Création de la 5e branche de la Sécurité sociale pour financer le risque de la dépendance

Financer le risque de la dépendance par la solidarité nationale était une promesse de campagne de Nicolas Sarkozy… Promesse qui devait se concrétiser par la création d’une 5e branche dès 2011. Un engagement repris en 2018 par Emmanuel Macron et qui, cette fois, devrait être tenu. Le PLFSS 2021 propose, en effet, la création d’une branche spécifique, laquelle bénéficiera de recettes dédiées et fera l’objet, chaque année, de discussions lors des examens des lois de financement de la Sécurité sociale. Elle sera gérée par la Caisse nationale de solidarité pour l’autonomie (CNSA), qui lui transfèrera donc son budget et ses dépenses. Par ailleurs, elle se verra affectée de ressources propres, à hauteur de 28 Md€ issus de la CSG, et d’efforts financiers supplémentaires prévus dans le PLFSS 2021, pour un montant de 2,5 Md€.

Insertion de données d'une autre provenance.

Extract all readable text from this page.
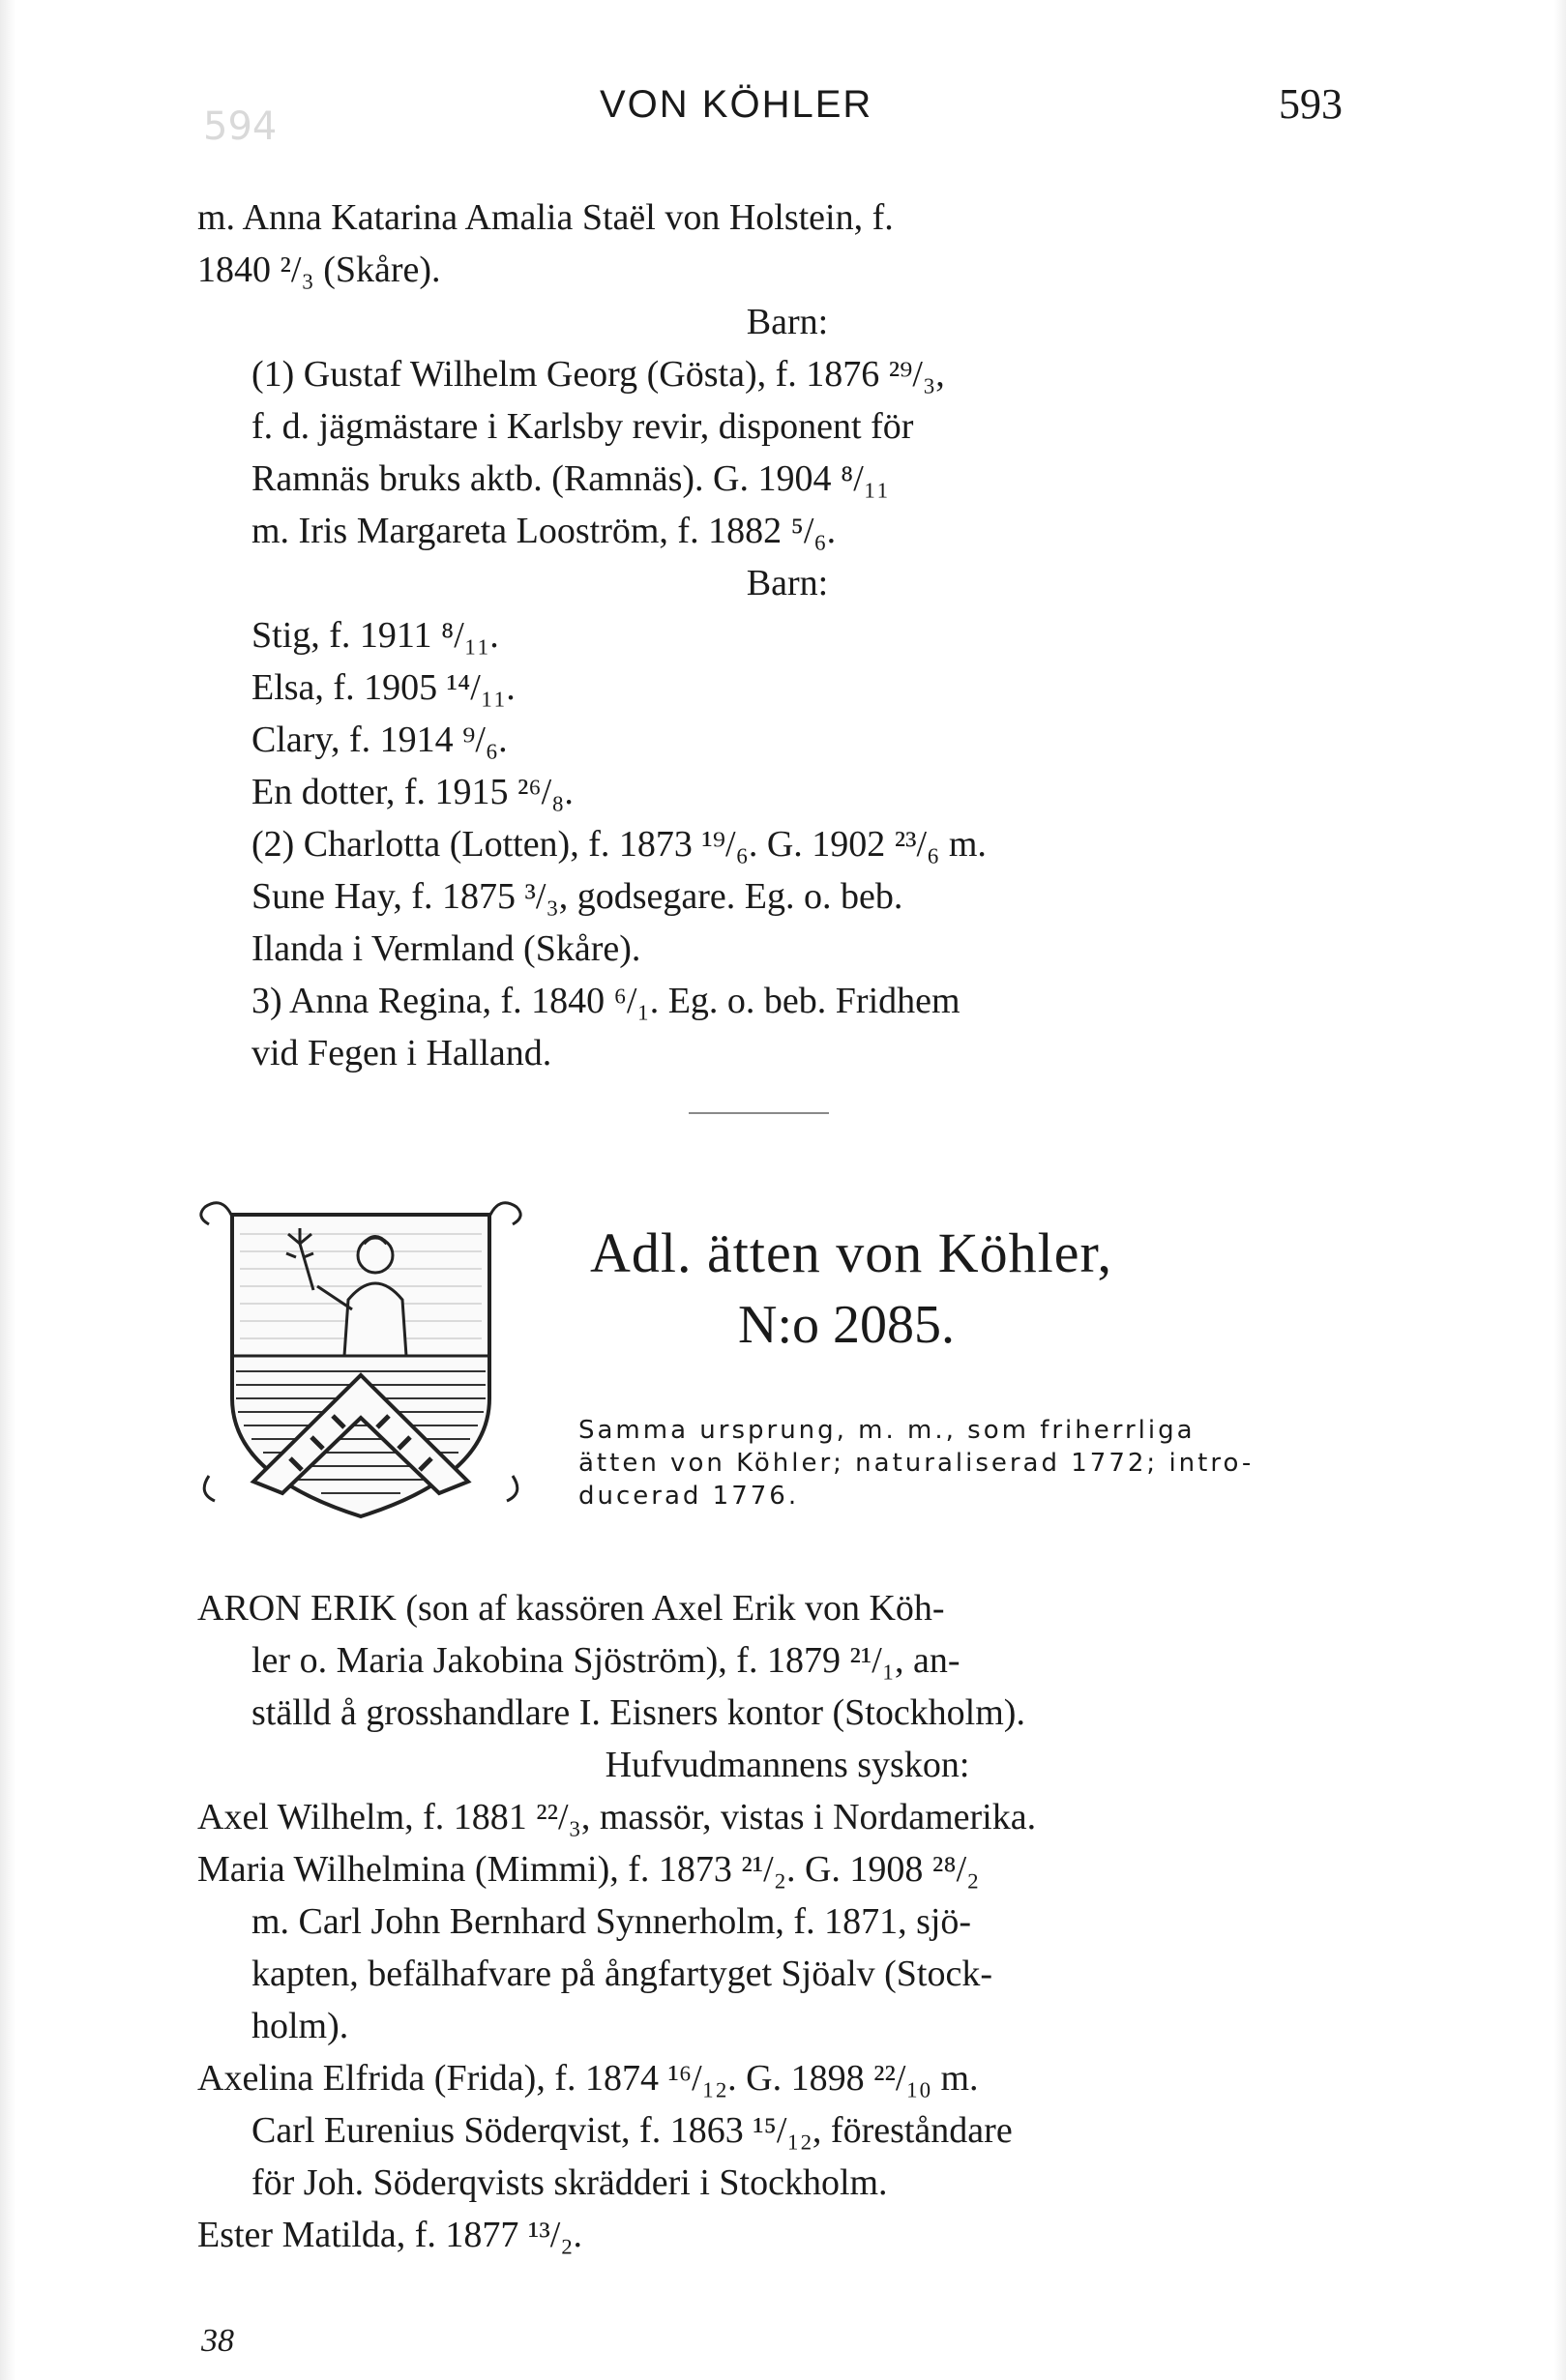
594	VON KÖHLER	593

m. Anna Katarina Amalia Staël von Holstein, f.

1840 ²/₃ (Skåre).

Barn:

(1) Gustaf Wilhelm Georg (Gösta), f. 1876 ²⁹/₃,

f. d. jägmästare i Karlsby revir, disponent för

Ramnäs bruks aktb. (Ramnäs). G. 1904 ⁸/₁₁

m. Iris Margareta Looström, f. 1882 ⁵/₆.

Barn:

Stig, f. 1911 ⁸/₁₁.

Elsa, f. 1905 ¹⁴/₁₁.

Clary, f. 1914 ⁹/₆.

En dotter, f. 1915 ²⁶/₈.

(2) Charlotta (Lotten), f. 1873 ¹⁹/₆. G. 1902 ²³/₆ m.

Sune Hay, f. 1875 ³/₃, godsegare. Eg. o. beb.

Ilanda i Vermland (Skåre).

3) Anna Regina, f. 1840 ⁶/₁. Eg. o. beb. Fridhem

vid Fegen i Halland.

Adl. ätten von Köhler,
N:o 2085.
Samma ursprung, m. m., som friherrliga
ätten von Köhler; naturaliserad 1772; intro-
ducerad 1776.

ARON ERIK (son af kassören Axel Erik von Köh-

ler o. Maria Jakobina Sjöström), f. 1879 ²¹/₁, an-

ställd å grosshandlare I. Eisners kontor (Stockholm).

Hufvudmannens syskon:

Axel Wilhelm, f. 1881 ²²/₃, massör, vistas i Nordamerika.

Maria Wilhelmina (Mimmi), f. 1873 ²¹/₂. G. 1908 ²⁸/₂

m. Carl John Bernhard Synnerholm, f. 1871, sjö-

kapten, befälhafvare på ångfartyget Sjöalv (Stock-

holm).

Axelina Elfrida (Frida), f. 1874 ¹⁶/₁₂. G. 1898 ²²/₁₀ m.

Carl Eurenius Söderqvist, f. 1863 ¹⁵/₁₂, föreståndare

för Joh. Söderqvists skrädderi i Stockholm.

Ester Matilda, f. 1877 ¹³/₂.

38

Des objectifs d’économies revus à la baisse

Dans ce contexte de « précipice budgétaire », le gouvernement et l’Assurance maladie ne peuvent abandonner tout effort d’économies et de régulation des dépenses de santé. Ces efforts sont certes revus à la baisse, avec un allègement de près de 700 M€ par rapport à 2020. Le montant des économies ciblées s’élève pour 2021 à 3,5 Md€, avant prise en compte de la contribution exceptionnelle demandée aux organismes complémentaire santé. Ces derniers sont en effet appelés à faire preuve de « solidarité » car ils ont économisé cette année plus de 2 Md€ en raison des renoncements aux soins depuis le confinement et la prise en charge à 100 % de certaines dépenses par l’Assurance-maladie, en particulier les téléconsultations. Ils devront donc s’acquitter d’une contribution assise sur leur chiffre d’affaires en santé, fixée à 1 Md€ en 2020 et 500 M€ en 2021 (ce dernier montant pourrait toutefois être revu en fonction des évolutions de la situation sanitaire).

De même que l’année dernière, les deux principaux postes d’économies visés sont la maîtrise dite médicalisée des actes et des prescriptions ainsi que les évolutions de l’offre de soins vers des organisations plus efficientes. En revanche, la pression se desserre un peu pour les fabricants de dispositifs médicaux et les laboratoires pharmaceutiques, avec des mesures de régulation tarifaire moins fortes que les années précédentes. Ces derniers vont même bénéficier d’une refonte des dispositifs des ATU (autorisation temporaire d’utilisation accordée aux médicaments innovants) et d’un aménagement de la clause de sauvegarde.